The parts of the rule that were implemented almost a year ago — impartial conduct standards for brokers when working with clients in retirement accounts — are still operational until the 5th Circuit ruling becomes effective.

In the meantime, the DOL has reiterated its temporary non-enforcement policy, allowing brokers to use exemptions in the regulation without a contract as long as they make a good-faith effort to comply with the impartial conduct standards, such as acting in a client's best interests, charging reasonable fees and not making any misleading statements.

But what is the reason for the hold up on the mandate?

No one I've talked to — either on-the-record or on background — knows the answer. The court clerk's office would only say that the mandate "is still pending."

That leaves the field open for speculation. For instance, the court could be waiting to see whether DOJ appeals its decision to the Supreme Court. The deadline for that move is June 13.

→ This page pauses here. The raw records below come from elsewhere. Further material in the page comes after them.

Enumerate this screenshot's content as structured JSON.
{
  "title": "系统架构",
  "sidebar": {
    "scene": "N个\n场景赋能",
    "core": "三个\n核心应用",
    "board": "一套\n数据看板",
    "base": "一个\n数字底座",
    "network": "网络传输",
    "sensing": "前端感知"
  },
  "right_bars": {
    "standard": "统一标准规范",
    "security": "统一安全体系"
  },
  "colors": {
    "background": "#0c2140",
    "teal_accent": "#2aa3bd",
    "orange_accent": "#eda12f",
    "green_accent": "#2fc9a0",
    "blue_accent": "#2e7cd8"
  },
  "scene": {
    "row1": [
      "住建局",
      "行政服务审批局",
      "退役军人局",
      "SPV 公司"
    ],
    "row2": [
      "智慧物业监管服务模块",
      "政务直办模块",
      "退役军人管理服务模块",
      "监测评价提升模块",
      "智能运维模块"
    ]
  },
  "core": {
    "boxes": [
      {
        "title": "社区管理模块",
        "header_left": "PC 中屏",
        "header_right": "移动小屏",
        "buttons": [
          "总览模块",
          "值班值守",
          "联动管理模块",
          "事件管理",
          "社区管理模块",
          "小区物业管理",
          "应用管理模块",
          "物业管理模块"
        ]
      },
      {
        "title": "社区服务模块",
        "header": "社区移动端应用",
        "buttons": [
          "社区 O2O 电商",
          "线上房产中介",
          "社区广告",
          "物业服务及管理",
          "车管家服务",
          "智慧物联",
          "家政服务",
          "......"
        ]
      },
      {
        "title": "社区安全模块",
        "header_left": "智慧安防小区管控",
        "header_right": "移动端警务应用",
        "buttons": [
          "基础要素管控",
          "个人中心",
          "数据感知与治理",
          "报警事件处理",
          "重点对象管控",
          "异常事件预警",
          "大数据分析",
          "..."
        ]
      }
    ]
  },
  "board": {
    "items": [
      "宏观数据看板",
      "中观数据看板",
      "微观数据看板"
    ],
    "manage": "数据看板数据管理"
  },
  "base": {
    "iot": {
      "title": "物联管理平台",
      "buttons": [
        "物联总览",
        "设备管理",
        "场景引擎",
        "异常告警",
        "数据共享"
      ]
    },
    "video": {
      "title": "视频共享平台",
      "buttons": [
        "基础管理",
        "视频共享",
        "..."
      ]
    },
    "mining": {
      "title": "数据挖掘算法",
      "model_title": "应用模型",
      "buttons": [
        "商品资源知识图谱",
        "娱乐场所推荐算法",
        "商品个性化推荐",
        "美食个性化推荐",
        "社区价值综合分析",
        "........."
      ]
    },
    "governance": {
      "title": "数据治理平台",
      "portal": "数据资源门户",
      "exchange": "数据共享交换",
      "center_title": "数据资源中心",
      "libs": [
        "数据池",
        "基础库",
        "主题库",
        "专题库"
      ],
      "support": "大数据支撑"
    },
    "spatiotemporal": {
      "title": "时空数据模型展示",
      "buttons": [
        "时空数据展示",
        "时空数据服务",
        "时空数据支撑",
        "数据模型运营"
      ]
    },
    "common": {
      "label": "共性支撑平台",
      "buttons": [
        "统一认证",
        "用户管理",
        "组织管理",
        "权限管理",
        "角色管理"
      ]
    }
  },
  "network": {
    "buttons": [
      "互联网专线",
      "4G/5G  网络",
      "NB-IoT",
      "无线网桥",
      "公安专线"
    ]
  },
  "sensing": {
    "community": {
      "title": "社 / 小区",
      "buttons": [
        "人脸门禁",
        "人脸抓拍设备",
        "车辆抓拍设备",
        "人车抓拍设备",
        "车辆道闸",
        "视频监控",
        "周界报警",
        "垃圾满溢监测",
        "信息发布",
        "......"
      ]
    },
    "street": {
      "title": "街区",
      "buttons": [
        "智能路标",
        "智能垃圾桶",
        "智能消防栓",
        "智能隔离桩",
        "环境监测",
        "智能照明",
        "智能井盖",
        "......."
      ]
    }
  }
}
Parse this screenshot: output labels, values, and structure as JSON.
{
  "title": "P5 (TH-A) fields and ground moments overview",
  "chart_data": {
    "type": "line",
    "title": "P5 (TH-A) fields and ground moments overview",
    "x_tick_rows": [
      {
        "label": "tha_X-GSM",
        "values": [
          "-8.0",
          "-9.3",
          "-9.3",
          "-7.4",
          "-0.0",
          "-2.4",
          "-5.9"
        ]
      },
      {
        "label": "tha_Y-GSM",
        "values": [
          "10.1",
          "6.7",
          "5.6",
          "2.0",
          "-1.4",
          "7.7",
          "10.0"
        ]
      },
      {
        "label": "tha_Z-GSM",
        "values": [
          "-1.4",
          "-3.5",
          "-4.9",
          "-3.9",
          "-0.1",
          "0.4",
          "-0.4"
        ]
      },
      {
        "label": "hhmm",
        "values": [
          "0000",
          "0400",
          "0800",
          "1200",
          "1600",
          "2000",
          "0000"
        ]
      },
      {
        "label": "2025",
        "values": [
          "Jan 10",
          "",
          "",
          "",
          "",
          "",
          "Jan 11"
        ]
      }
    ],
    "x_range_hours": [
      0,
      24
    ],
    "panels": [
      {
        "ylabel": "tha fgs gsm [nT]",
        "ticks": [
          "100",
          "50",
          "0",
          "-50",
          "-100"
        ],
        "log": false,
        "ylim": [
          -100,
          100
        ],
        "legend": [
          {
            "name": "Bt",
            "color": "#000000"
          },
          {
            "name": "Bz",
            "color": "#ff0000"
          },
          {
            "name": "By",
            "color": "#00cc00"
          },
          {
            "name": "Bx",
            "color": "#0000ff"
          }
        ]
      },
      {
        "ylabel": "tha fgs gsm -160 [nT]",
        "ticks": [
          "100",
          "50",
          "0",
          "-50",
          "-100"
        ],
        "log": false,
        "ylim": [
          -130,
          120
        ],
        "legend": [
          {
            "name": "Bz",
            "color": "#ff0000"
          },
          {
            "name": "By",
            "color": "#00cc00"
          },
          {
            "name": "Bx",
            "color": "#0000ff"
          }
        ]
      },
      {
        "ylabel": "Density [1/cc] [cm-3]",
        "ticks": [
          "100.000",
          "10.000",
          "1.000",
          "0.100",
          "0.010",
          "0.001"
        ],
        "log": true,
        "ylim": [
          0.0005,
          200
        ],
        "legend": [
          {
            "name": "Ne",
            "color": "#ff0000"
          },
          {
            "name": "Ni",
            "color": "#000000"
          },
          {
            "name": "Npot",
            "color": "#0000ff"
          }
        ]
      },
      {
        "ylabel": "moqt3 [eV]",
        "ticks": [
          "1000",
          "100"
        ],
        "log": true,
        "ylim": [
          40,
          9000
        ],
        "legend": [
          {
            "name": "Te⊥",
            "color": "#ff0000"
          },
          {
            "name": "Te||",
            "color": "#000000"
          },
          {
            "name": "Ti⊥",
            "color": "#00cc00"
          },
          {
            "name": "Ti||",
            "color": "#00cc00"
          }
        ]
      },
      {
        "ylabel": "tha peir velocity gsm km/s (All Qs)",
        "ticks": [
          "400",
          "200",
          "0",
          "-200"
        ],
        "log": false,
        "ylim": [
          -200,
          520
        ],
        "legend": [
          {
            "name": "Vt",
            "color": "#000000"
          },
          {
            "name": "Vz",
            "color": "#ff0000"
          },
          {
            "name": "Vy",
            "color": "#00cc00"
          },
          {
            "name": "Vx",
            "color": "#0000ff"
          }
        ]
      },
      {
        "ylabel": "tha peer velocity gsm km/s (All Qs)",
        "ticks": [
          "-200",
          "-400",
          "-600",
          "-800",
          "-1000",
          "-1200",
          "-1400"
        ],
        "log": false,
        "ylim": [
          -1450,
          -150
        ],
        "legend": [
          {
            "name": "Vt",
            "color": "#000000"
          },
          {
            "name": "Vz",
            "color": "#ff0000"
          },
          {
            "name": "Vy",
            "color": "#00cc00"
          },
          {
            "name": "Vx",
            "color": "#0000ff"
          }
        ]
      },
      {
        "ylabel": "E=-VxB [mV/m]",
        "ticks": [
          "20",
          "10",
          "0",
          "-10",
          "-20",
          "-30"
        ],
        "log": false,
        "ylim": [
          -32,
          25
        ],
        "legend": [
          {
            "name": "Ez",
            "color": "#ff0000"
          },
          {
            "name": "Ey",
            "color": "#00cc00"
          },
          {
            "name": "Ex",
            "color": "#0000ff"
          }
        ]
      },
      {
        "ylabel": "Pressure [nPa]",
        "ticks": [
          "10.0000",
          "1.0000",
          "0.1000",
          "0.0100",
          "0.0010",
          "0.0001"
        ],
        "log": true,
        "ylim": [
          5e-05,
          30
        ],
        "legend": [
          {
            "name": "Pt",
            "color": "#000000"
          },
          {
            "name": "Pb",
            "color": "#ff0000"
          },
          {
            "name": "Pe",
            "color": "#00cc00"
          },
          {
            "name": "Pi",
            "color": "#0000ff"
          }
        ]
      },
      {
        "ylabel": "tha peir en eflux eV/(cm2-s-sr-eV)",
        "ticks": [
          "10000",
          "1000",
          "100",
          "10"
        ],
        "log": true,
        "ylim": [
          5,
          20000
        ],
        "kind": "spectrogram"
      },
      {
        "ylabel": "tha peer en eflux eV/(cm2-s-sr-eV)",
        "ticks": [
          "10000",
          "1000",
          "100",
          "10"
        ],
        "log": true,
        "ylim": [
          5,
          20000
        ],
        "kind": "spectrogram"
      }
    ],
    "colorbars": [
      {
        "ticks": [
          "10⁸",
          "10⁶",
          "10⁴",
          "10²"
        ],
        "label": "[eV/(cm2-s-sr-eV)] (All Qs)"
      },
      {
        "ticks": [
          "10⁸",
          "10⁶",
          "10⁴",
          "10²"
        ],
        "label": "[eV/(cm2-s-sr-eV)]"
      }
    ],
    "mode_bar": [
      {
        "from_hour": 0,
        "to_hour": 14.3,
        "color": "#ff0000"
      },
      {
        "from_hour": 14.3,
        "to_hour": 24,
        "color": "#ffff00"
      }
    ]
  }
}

It's unlikely that the Trump administration, which opposes the DOL rule and delayed its full implementation, would turn to the high court to save it. Besides, the DOL has ceded investment advice reform leadership to the Securities and Exchange Commission, which has a proposal out for public comment.

Or maybe 5th Circuit chief judge Carl Stewart is trying to get the full court to agree to reconsider the March 15 ruling. Mr. Stewart dissented in that decision as well as the decisions to deny the states and AARP intervenor status. But he supported a decision not to let the full court reconsider the ruling to deny intervention.

Or maybe this is just the way it goes in the sui generis U.S. legal system. Each circuit has its own personality. Maybe the 5th Circuit's slow walk of the mandate is no big deal.

"We're still expecting the court to vacate the rule shortly," said George Michael Gerstein, counsel at Stradley Ronon Stevens & Young.

While they're waiting, firms should be cognizant that the 1975 federal retirement law that was replaced by the DOL fiduciary rule could come back online. That regulation contains a multiple-step process for determining who is a fiduciary for retirement savers.

"Preparations to comply with the five-part test make sense," Mr. Gerstein said.

But the DOL's temporary non-enforcement policy means the fiduciary rule can still be used to claim exemptions for normally prohibited activities, such as selling commission-based products.

"That gives the industry an opportunity to be subject to two rules, and that can only happen in Washington," said Duane Thompson, senior policy analyst at Fi360, a fiduciary education, training and technology company. "Firms are well-advised to comply with the impartial conduct standards to be safe until we hear more from the DOL."

Who knows how long that will take. But now that I've filed this blog post, maybe we'll see movement. Anytime I write that nothing's happening on a topic, the story quickly gets overtaken by events.